Bio Chumbinia fue desarrollado por el Programa Nacional de Cereales, Granos Andinos y Leguminosas del INIA en la Estación Experimental Agraria Chumbibamba, ubicada en la región Apurímac.
Esta tecnología tiene la capacidad de estimular la floración y fructificación de los cultivos, mejorar la producción de follaje, fortalecer el enraizamiento de las plantas, acelerar y uniformizar la germinación de semillas, además de favorecer el crecimiento de brotes.

Según investigaciones científicas y evaluaciones realizadas en parcelas demostrativas del INIA, Bio Chumbinia mejora el rendimiento de cultivos anuales y bianuales bajo sistemas de producción orgánica, contribuyendo a incrementar la rentabilidad de los productores. Asimismo, no es nocivo para la salud y favorece el repoblamiento de microorganismos benéficos en el suelo sin generar contaminación ambiental.
Bio Chumbinia presenta un nivel de pH de 4.30, una conductividad eléctrica de 48.40 y un contenido de cenizas de 29.63 %. Además, contiene nitrógeno (1100 mg/L), fósforo (10 500 mg/L), potasio (2203 g/L), calcio (1250 mg/L), magnesio (732 mg/L) y sodio (677 mg/L), así como niveles adecuados de hierro, cobre, zinc y manganeso.

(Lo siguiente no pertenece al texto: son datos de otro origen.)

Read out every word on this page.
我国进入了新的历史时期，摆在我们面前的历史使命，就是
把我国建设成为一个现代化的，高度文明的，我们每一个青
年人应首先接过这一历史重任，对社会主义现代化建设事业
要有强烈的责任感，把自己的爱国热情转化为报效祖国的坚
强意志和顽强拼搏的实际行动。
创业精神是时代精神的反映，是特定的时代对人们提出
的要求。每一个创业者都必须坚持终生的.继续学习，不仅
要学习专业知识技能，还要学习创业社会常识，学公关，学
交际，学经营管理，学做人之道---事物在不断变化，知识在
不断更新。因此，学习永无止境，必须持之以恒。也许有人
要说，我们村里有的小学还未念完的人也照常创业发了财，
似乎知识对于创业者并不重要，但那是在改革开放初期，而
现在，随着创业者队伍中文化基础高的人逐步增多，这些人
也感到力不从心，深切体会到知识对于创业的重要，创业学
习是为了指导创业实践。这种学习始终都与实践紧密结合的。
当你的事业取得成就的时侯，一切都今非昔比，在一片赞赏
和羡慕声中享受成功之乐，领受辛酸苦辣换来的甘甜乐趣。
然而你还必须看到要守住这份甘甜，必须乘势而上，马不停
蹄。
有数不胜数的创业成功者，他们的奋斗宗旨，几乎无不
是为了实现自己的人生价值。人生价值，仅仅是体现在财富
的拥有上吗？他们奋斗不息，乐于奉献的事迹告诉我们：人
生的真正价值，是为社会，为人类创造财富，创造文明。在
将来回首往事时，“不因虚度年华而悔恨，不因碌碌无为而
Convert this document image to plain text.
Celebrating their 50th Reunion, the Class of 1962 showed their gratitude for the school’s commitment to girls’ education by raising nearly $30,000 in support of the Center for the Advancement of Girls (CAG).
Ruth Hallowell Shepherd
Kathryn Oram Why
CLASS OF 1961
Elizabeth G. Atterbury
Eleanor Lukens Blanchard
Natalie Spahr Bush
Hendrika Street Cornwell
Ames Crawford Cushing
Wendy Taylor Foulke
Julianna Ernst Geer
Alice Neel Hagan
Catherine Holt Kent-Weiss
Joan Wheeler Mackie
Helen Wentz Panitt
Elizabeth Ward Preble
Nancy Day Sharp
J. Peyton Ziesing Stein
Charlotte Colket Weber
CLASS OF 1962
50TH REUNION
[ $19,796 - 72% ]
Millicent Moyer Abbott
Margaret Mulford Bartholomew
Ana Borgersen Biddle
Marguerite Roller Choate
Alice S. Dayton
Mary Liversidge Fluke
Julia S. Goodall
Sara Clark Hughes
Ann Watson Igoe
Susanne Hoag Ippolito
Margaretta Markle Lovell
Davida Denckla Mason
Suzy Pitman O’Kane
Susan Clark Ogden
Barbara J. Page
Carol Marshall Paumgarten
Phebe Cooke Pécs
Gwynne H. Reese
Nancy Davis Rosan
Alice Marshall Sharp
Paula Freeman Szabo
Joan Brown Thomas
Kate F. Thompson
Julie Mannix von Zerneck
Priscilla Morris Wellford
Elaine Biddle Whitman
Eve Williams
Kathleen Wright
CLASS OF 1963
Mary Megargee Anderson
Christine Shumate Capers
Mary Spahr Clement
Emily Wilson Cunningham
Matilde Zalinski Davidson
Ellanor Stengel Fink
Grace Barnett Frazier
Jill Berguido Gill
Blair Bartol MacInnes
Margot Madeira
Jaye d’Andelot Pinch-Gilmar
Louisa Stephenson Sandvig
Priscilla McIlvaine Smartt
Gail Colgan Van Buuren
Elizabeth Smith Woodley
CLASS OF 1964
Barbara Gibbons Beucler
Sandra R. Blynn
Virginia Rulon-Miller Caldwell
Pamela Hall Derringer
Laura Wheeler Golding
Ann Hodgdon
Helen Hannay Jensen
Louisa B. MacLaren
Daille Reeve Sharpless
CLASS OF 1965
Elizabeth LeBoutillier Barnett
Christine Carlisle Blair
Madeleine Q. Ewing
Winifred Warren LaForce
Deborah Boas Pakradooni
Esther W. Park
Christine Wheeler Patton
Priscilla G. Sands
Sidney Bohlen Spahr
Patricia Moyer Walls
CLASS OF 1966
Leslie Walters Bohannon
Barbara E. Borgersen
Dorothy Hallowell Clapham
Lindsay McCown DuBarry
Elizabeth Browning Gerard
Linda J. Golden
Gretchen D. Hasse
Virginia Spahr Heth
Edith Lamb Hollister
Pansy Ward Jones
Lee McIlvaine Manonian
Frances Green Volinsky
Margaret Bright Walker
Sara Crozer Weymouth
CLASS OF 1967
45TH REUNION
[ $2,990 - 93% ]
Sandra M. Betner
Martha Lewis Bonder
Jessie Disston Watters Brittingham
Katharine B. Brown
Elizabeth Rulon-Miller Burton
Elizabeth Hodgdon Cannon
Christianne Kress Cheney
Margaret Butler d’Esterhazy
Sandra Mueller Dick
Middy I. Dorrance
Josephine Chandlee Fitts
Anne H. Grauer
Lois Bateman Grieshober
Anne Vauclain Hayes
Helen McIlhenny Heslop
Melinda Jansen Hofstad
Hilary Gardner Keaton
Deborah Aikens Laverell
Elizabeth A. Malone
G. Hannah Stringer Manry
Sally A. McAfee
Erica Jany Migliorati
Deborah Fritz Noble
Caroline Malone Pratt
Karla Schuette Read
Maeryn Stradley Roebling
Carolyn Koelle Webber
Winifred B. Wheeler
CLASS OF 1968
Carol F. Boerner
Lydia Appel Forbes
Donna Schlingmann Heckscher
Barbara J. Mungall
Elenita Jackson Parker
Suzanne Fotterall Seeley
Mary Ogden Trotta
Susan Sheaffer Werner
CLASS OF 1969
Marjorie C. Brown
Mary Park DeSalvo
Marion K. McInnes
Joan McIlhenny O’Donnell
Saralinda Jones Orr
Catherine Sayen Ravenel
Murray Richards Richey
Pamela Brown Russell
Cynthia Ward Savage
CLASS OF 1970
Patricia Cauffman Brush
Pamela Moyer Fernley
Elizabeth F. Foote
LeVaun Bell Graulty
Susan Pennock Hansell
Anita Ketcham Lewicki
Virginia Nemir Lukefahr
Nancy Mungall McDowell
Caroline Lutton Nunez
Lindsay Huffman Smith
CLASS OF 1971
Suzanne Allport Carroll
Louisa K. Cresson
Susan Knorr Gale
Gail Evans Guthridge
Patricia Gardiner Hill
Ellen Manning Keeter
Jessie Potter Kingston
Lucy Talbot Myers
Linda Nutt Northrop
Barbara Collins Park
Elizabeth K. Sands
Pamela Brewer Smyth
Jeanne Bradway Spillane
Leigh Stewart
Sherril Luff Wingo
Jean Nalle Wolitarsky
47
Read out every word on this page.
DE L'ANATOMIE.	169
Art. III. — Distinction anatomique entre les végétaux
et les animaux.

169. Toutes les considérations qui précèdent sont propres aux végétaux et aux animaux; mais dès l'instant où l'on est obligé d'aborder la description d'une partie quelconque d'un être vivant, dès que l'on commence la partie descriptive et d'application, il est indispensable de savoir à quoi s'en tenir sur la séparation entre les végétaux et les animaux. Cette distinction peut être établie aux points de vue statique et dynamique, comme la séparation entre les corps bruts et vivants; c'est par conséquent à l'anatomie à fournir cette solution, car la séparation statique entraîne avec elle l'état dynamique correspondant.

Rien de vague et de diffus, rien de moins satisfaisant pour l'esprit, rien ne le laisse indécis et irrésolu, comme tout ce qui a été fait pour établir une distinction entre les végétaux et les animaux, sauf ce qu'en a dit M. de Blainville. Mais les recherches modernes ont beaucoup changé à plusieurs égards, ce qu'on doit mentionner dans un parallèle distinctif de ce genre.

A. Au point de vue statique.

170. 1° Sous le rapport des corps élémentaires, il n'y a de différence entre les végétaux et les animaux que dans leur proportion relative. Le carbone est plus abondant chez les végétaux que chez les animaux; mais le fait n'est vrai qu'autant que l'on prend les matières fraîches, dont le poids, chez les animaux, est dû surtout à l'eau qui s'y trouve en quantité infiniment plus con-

Por estas características, Bio Chumbinia no solo actúa como fuente de nutrientes, sino también como bioestimulante, promoviendo un desarrollo radicular vigoroso, una mayor actividad biológica del suelo y una mejor respuesta de los cultivos frente a condiciones climáticas adversas.
Estas cualidades inciden positivamente en la calidad nutricional y comercial de las cosechas, así como en su vida poscosecha. Por ello, Bio Chumbinia se constituye en una alternativa tecnológica orgánica, segura y ambientalmente responsable, alineada con los principios de la agricultura sostenible y la intensificación ecológica de la producción agraria, permitiendo a los productores mejorar la calidad de sus suelos y optimizar el desempeño de sus cultivos.